Discussion: GRIDVIEW statistics showed no traffic due to the temporary stoppage of R-GMA waiting for a security fix. This has now been done.
Thursday
Log: lxshare030d root file system full with logs in /opt.
Actions: Following a successful FTS QF upgrade P.Badino will stop the periodic reboots. E.Grancher will move the castor2 stager backup to 08.00. O.Barring will warn the service-challenge-tech list of a Monday stoppage for hardware migration of the castor2 stager. L.Field will look at the discrepancy between GRIDVIEW reports of cms traffic and what CMS (and lemon) see. There will be an immediate meeting to look at installing a new lcg-mon-gridftp. A longer term action is to decide how to avoid logs in /opt/'lcg-application'/var filling the root file system.
Discussion: There was another castor stager database redo-logs corruption discovered, triggered by the early morning backup around 03.30. This was recovered without data loss by 06.55 (many thanks to DB team). Suspicion is hardware and a new server has been prepared. Initial planning is to move on Monday morning with a 1 hour downtime. To help immediately the backup will be started later. To profit SRM upgrades will be made at the same time.
CMS observe GRIDVIEW file transfer traffic reporting too low. James thought R-GMA instabilities were the cause and LF will investigate.
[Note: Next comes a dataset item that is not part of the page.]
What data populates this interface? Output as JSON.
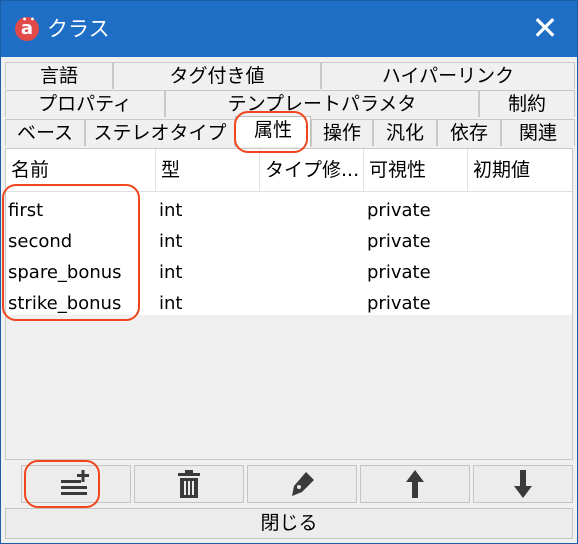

The problem of logs filling the lxshare030d root file system (which should not have happened) needs a general solution.
Friday
Log: A replacement disk in the LXFS6051 Elonex oracle server used by fts pilot and voms was not seen by the system. A service stop will be needed.
Actions: Schedule service stop on LXFS6051. Proposal is 09.30 Monday for 90 minutes. Move castor2 stager backup to 08.00 to be done today.
Discussion: Testing of new lcg-mon-gridftp sensor revealed a bug in the lemon monitoring framework in the IA64 architecture and it has been rolled back. This should be fixed today in which case we will reschedule the sensor upgrade. Tim Whibley announced that from Monday for 1 to 2 weeks the only UPS backup will be in the critical power area.